This recording is almost a decade old now. Its place however is 
                entrenched by virtue of excellent performances and a good recording, 
                fine booklet notes and a sensible programming policy. This means 
                that we get both Hartmann quartets juxtaposed with Eisler’s only 
                venture into the genre. 
                  
                Hartmann’s First Quartet was dedicated to Hermann Scherchen, whose 
                influence on contemporary composers is, I think, not yet fully 
                appreciated. Though completed in 1933 it had to wait until 1936 
                for its first performance which was given by the Végh Quartet 
                which also, incidentally, premičred the Second. It opens with 
                sighing figures, portamenti that sound vaguely folk-like, Semitic 
                perhaps, but could just as easily have a Magyar origin. These 
                falling figures recur throughout the tersely argued writing. Like 
                his exact contemporary 
Mátyás 
                Seiber, Hartmann shows the influence both of Berg and Bartók 
                at this time, the latter especially in terms of the rhythmic charge 
                that animates the seedbed of the music-making. But Hartmann’s 
                own individual voice is perfectly audible, not least in the rapt 
                Nocturnal that is the second movement, one that presages cool 
                unease – little soliloquies and unison passages enshrining both 
                reserve and taut dance themes alike. The bell-chimes in this movement 
                give the quartet its nickname, 
Carillon. The driven folk 
                and March themes of the finale are also not entirely unrelated 
                to the kind of thing that Seiber was doing – unleashing the potent 
                potential of pent up earthy dynamism. 
                  
                The Second Quartet was Hartmann’s last completed chamber work. 

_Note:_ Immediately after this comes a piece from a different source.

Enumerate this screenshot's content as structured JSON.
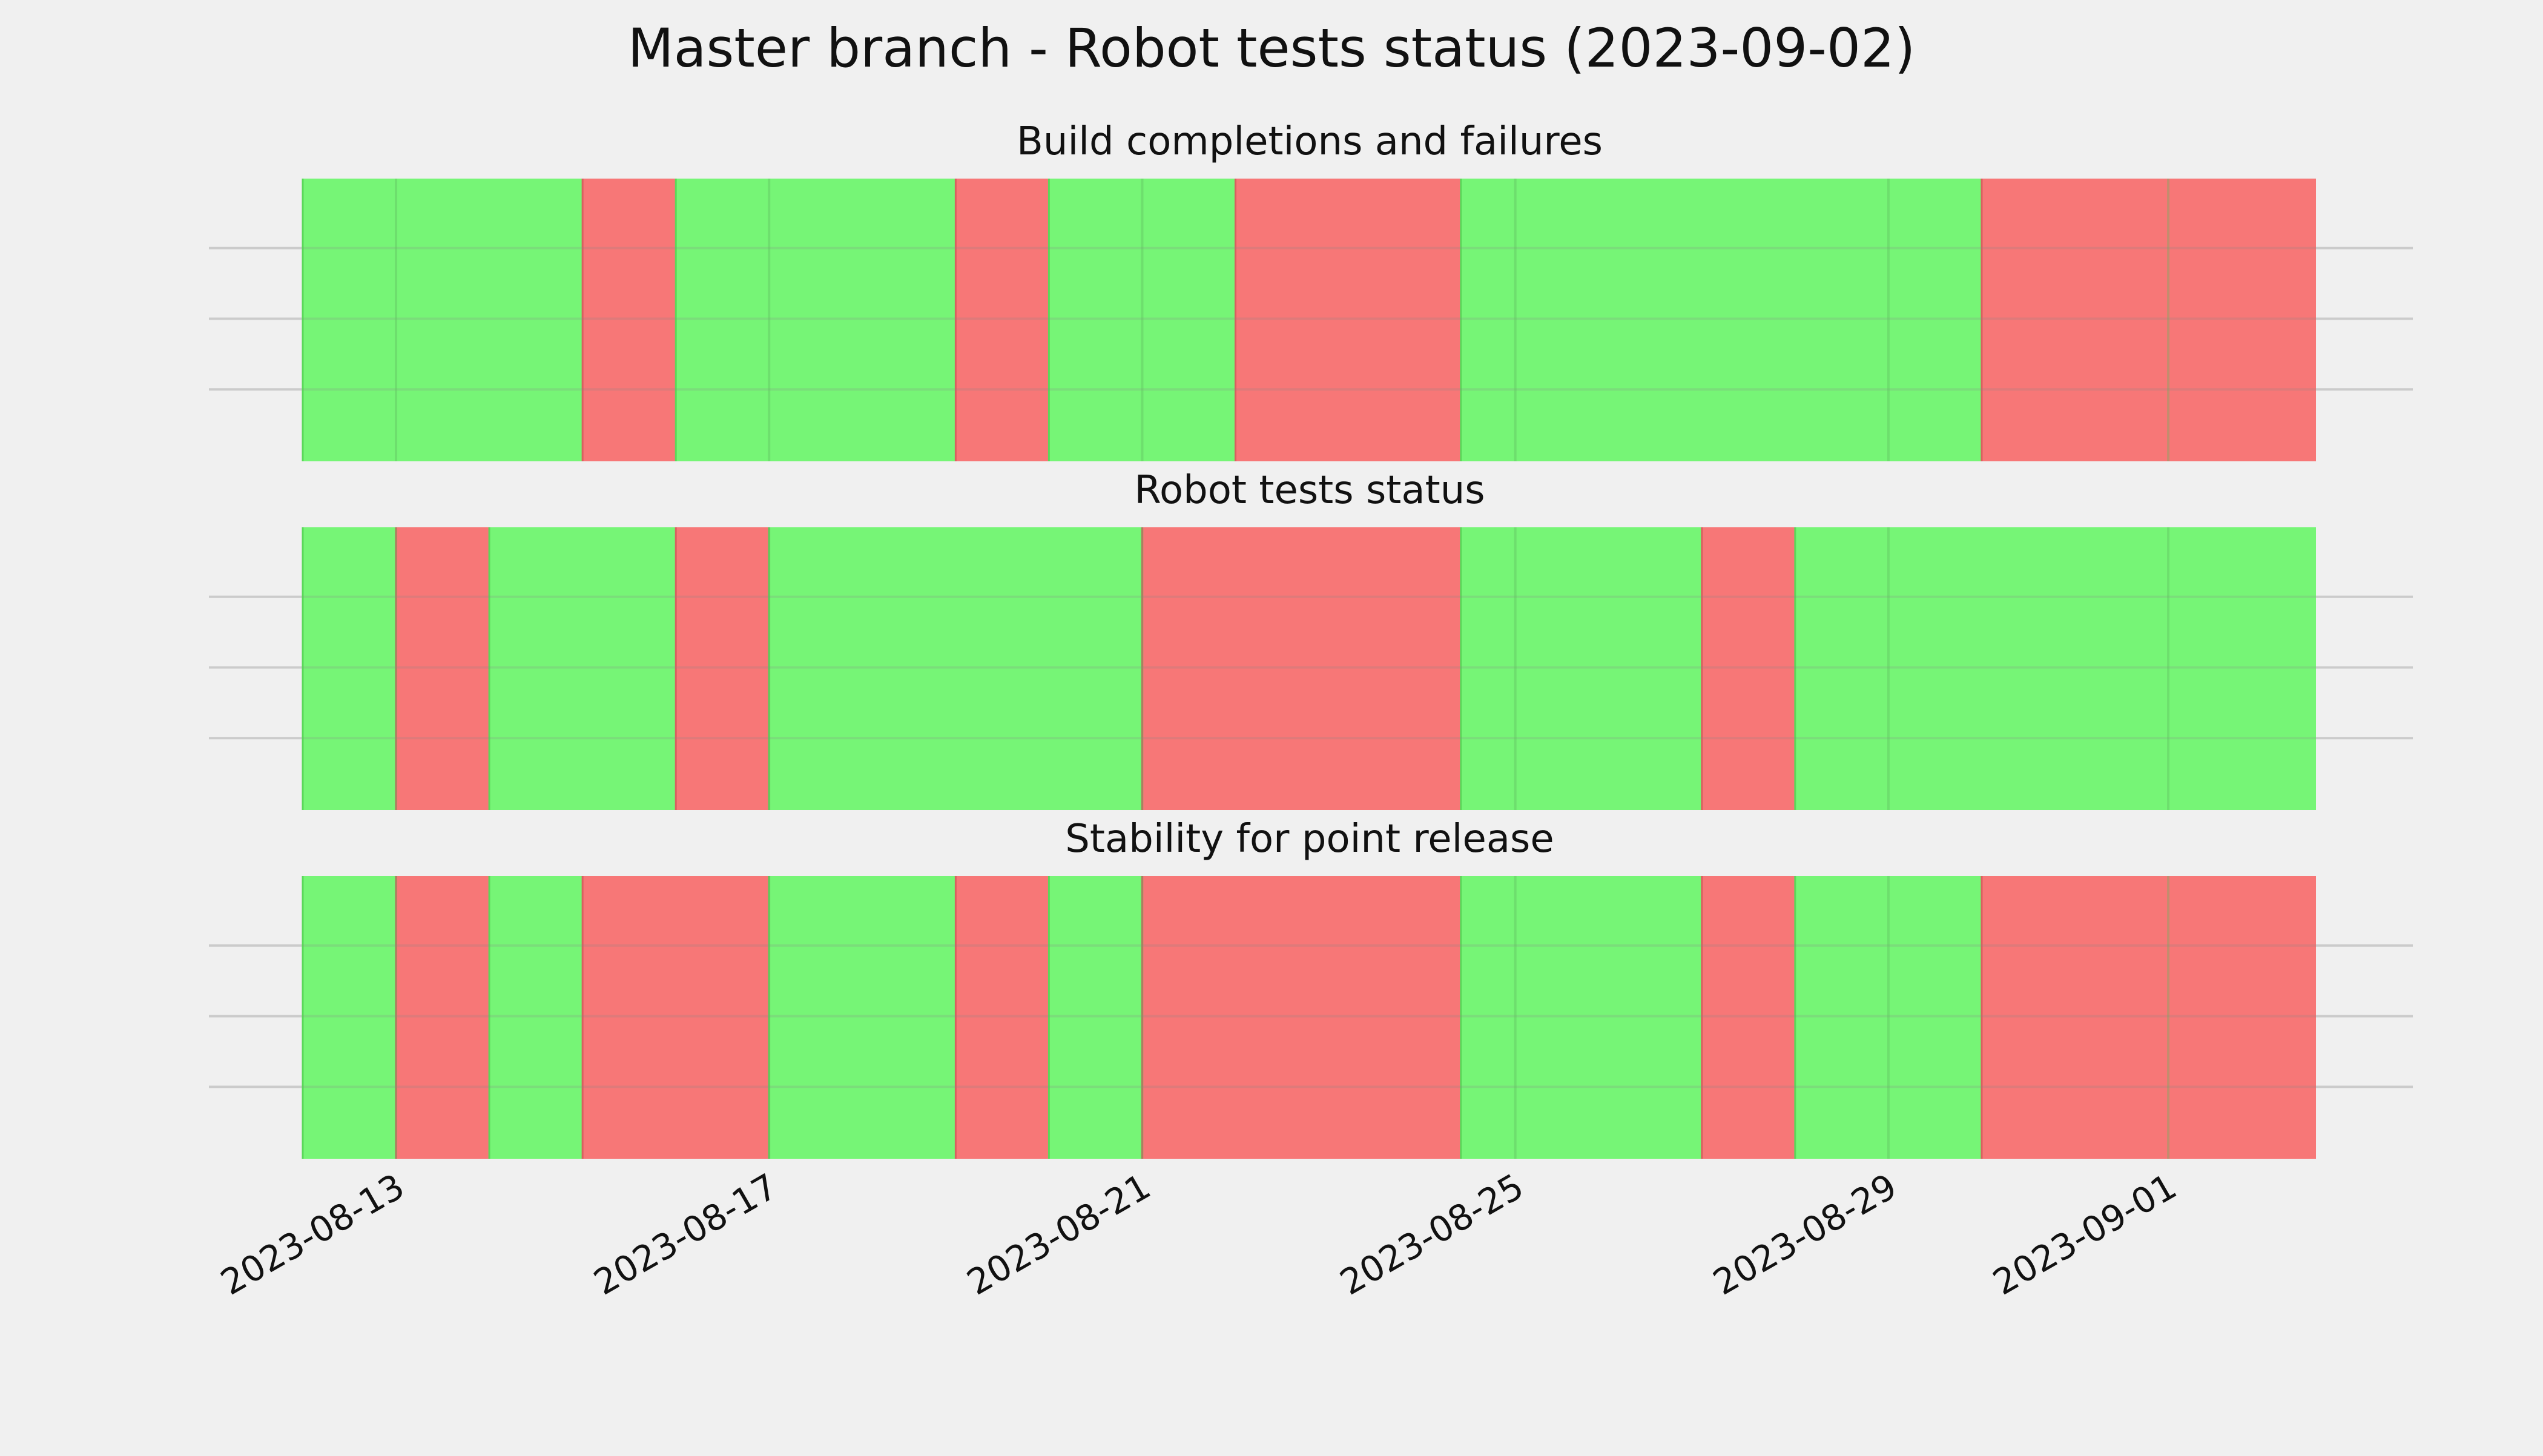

                It shares certain of the trajectories of the earlier work, not 
                least the concentrated melancholy of the opening introductory 
                section. The Toccata-like ensuing passages are harmonically and 
                polyphonically very much more advanced though than the 1933 quartet 
                and the central movement demonstrates the expanding expressive 
                depth of the writing. This is a Mahlerian lament of raptly sustained 
                length, thirteen minutes or so, and deeply moving in its cumulative 
                effect. The finale is brittly exciting with some mordant March 
                patterns and skittering solo voicings. Here too the music has 
                moved away from the more unambiguous influences of the 1933 quartet. 
                
                  
                The Eisler Quartet is a rather different kind of work, which offers 
                quite a brusque 12-tone take. The variational first movement is 
                unsettled – but logical, precise and controlled. Not surprisingly 
                the dance and March patterns that mark out these quartets make 
                an appearance in the second and final of Eisler’s two movement 
                quartet. Though there is a retrenchment and a calming around 2:40 
                in, the music then recovers its tensile drive before ending very 
                much unresolved and up in the air. 
                  
                This fine disc makes a strong case for these three quartets. If 
                you want an equally persuasive view of the First Quartet you can 
                try the Zehetmair Quartet on ECM 465 776-2 where it’s coupled 
                with Bartók’s Fourth. For Hartmann adherents a much more involved 
                look and a much more expensive one is offered by the recent three 
                CD release on 
Cybele 
                CYBKIG001. This set includes both Quartets
, the Little 
                Concerto for String Quartet and Percussion, the Chamber Concerto 
                for Clarinet, String Quartet and String Orchestra, and – fascinatingly 
                - adds documentary conversations and interviews with the composer 
                (c.1962) and also with his son, Dr. Richard P. Hartmann in 2009. 
                I admit this is more for the Hartmann specialist. For the generalist 
                this Nimbus release offers real rewards.